И ровно без двух минут двенадцать, миновав ряд дверей, на которых висели мемориальные таблички с именами Эдварда Гиббона, Клайва Льюиса и прочих знаменитостей, некогда преподававших в Модлин Колледже, они оказались у двери с табличкой: «Профессор Арон Коэн». И строчкой ниже: «История Ближнего Востока. Библеистика».
Артур осторожно постучал. Из-за двери раздался скрипучий голос:
– Входите!
МакГрегор открыл дверь, пропуская Эли вперед. Войдя вслед за ней, он увидел сидящего за массивным столом маленького человечка в черной ермолке, со спутанной седой бородой и с небольшими седеющими пейсами.
– Профессор Коэн? – полувопросительно-полуутвердительно произнесла Эли.
– К вашим услугам, мадемуазель.
– Я звонила вам вчера, договариваясь о встрече.
– Помню, помню, – человечек закивал и, бросив взгляд на старинные часы на стене, добавил: – Вы удивительно пунктуальны.
– Мы старались, профессор. Меня зовут Элеутерия Бернажу, а это… мой жених, я говорила вам вчера, что мы приедем вместе…

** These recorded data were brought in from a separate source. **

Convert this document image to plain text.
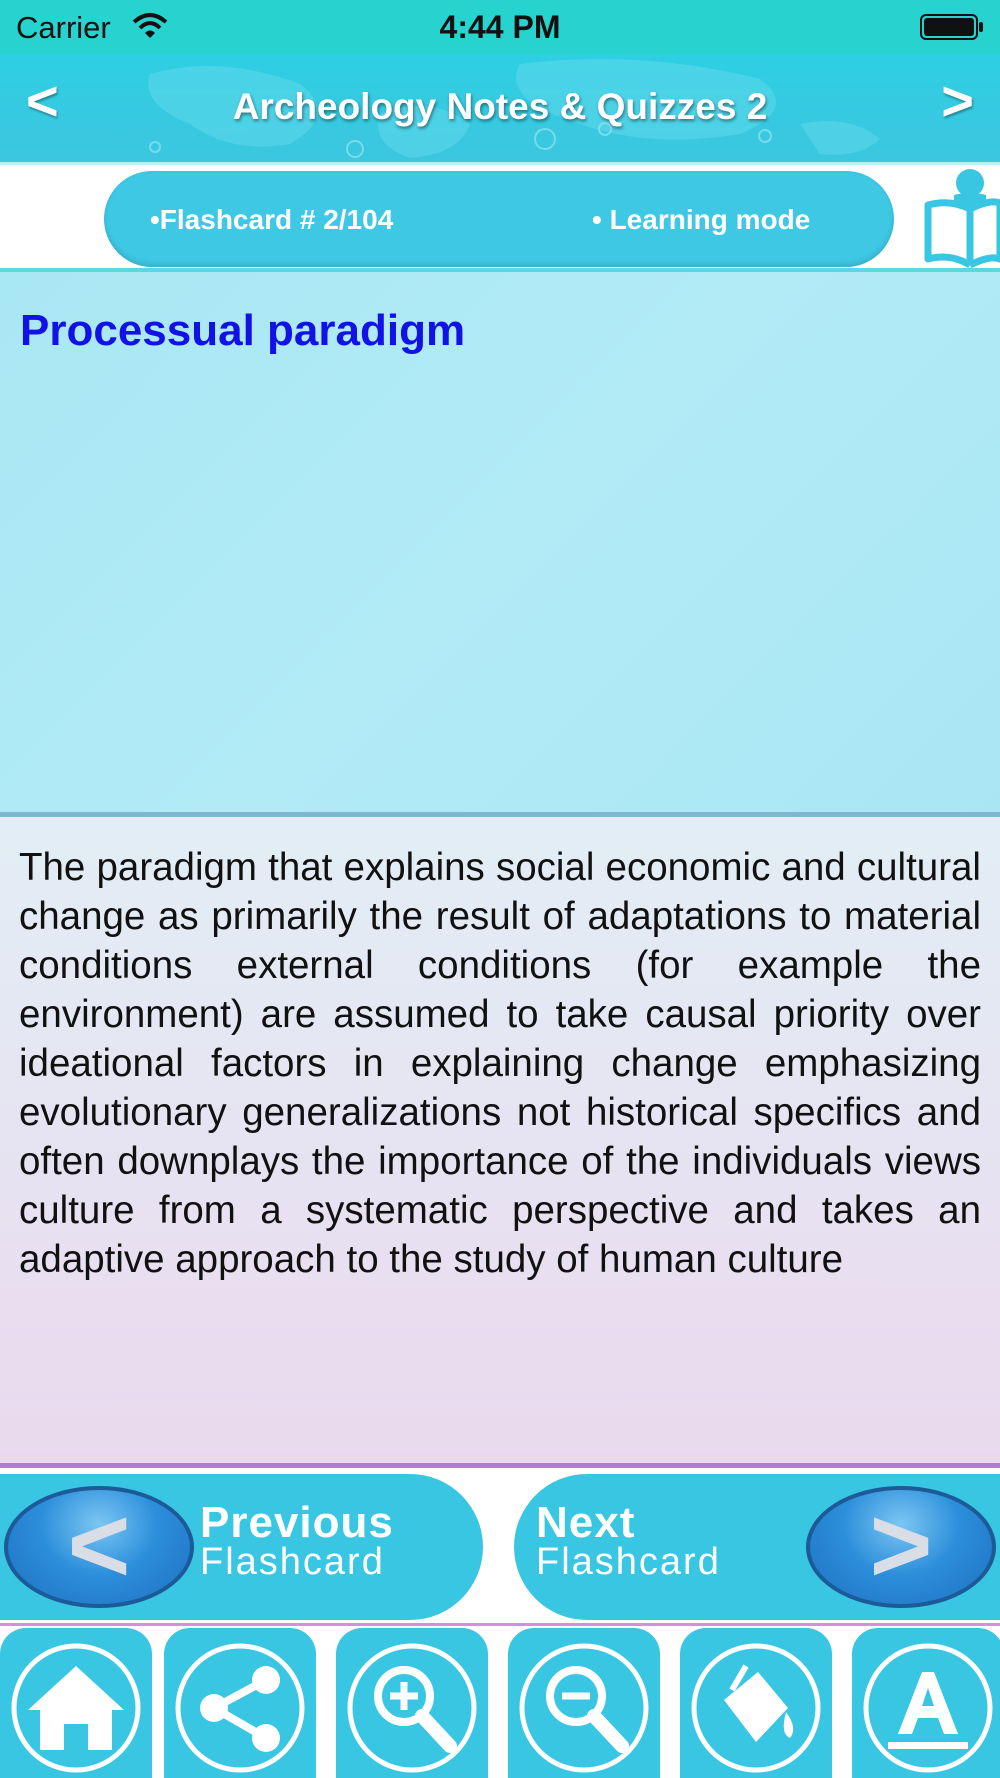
Carrier	4:44 PM
<	Archeology Notes & Quizzes 2	>
•Flashcard # 2/104	• Learning mode
Processual paradigm
The paradigm that explains social economic and cultural change as primarily the result of adaptations to material conditions external conditions (for example the environment) are assumed to take causal priority over ideational factors in explaining change emphasizing evolutionary generalizations not historical specifics and often downplays the importance of the individuals views culture from a systematic perspective and takes an adaptive approach to the study of human culture
<	Previous
Flashcard
Next
Flashcard	>
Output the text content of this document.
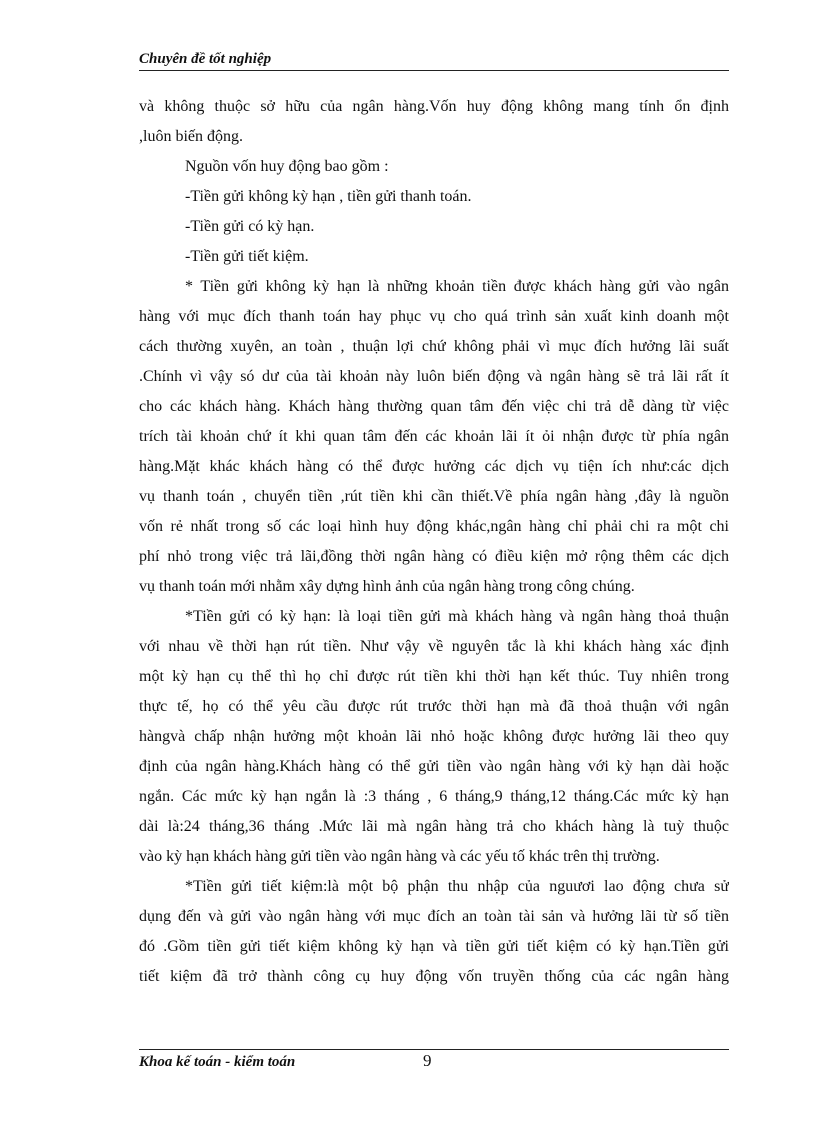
Chuyên đề tốt nghiệp
và không thuộc sở hữu của ngân hàng.Vốn huy động không mang tính ổn định
,luôn biến động.
Nguồn vốn huy động bao gồm :
-Tiền gửi không kỳ hạn , tiền gửi thanh toán.
-Tiền gửi có kỳ hạn.
-Tiền gửi tiết kiệm.
* Tiền gửi không kỳ hạn là những khoản tiền được khách hàng gửi vào ngân
hàng với mục đích thanh toán hay phục vụ cho quá trình sản xuất kinh doanh một
cách thường xuyên, an toàn , thuận lợi chứ không phải vì mục đích hưởng lãi suất
.Chính vì vậy só dư của tài khoản này luôn biến động và ngân hàng sẽ trả lãi rất ít
cho các khách hàng. Khách hàng thường quan tâm đến việc chi trả dễ dàng từ việc
trích tài khoản chứ ít khi quan tâm đến các khoản lãi ít ỏi nhận được từ phía ngân
hàng.Mặt khác khách hàng có thể được hưởng các dịch vụ tiện ích như:các dịch
vụ thanh toán , chuyển tiền ,rút tiền khi cần thiết.Về phía ngân hàng ,đây là nguồn
vốn rẻ nhất trong số các loại hình huy động khác,ngân hàng chỉ phải chi ra một chi
phí nhỏ trong việc trả lãi,đồng thời ngân hàng có điều kiện mở rộng thêm các dịch
vụ thanh toán mới nhằm xây dựng hình ảnh của ngân hàng trong công chúng.
*Tiền gửi có kỳ hạn: là loại tiền gửi mà khách hàng và ngân hàng thoả thuận
với nhau về thời hạn rút tiền. Như vậy về nguyên tắc là khi khách hàng xác định
một kỳ hạn cụ thể thì họ chỉ được rút tiền khi thời hạn kết thúc. Tuy nhiên trong
thực tế, họ có thể yêu cầu được rút trước thời hạn mà đã thoả thuận với ngân
hàngvà chấp nhận hưởng một khoản lãi nhỏ hoặc không được hưởng lãi theo quy
định của ngân hàng.Khách hàng có thể gửi tiền vào ngân hàng với kỳ hạn dài hoặc
ngắn. Các mức kỳ hạn ngắn là :3 tháng , 6 tháng,9 tháng,12 tháng.Các mức kỳ hạn
dài là:24 tháng,36 tháng .Mức lãi mà ngân hàng trả cho khách hàng là tuỳ thuộc
vào kỳ hạn khách hàng gửi tiền vào ngân hàng và các yếu tố khác trên thị trường.
*Tiền gửi tiết kiệm:là một bộ phận thu nhập của nguươi lao động chưa sử
dụng đến và gửi vào ngân hàng với mục đích an toàn tài sản và hưởng lãi từ số tiền
đó .Gồm tiền gửi tiết kiệm không kỳ hạn và tiền gửi tiết kiệm có kỳ hạn.Tiền gửi
tiết kiệm đã trở thành công cụ huy động vốn truyền thống của các ngân hàng
Khoa kế toán - kiểm toán	9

– Баронет МакГрегор, – с полупоклоном представился Артур.
Коэн наморщил лоб.
– Девятый баронет МакГрегор, – уточнил он.
– Вы абсолютно правы, профессор. Но…
– Но вас удивило, что я это знаю? Не третий, не седьмой?
– По правде говоря, – растеряно произнес Артур.
– В силу профессии я знаком не только с историей Ближнего Востока, но и с общей историей, что включает в себя историю Англии и Шотландии. Кроме того, я был лично знаком с седьмым баронетом МакГрегором, профессором Кембриджа.
– Это был мой дед, – отреагировал Артур.
– Несомненно. И, кроме того, прекрасный ученый и обходительнейший человек.
– Благодарю вас.
– За что же, сэр…Э…
– Сэр Артур. Но можно без «сэр».
– Ну разве что учитывая разницу в возрасте, – проскрипел профессор Коэн. – Итак, молодые люди, чем могу быть полезен? Вы, – обратился он к Эли, – вчера по телефону сказали, что это касается трагической истории, происшедшей с профессором Лонгдейлом?
– Совершенно верно, профессор. Я, хотя и работала время от времени ассистенткой Лонгдейла, но не была посвящена во все его интересы…
– И вам хотелось бы знать, – сказал Коэн, но запнулся, встал, и произнеся с досадой: – Что это со мной? – указал на два стула, стоявших у стола по другую сторону от его кресла. – Садитесь, прошу вас. Простите старика, должен был предложить сразу, но, видимо, растерялся, увидев в своей скромной обители представителя столь древнего рода и… такую красавицу… Садитесь же, прошу.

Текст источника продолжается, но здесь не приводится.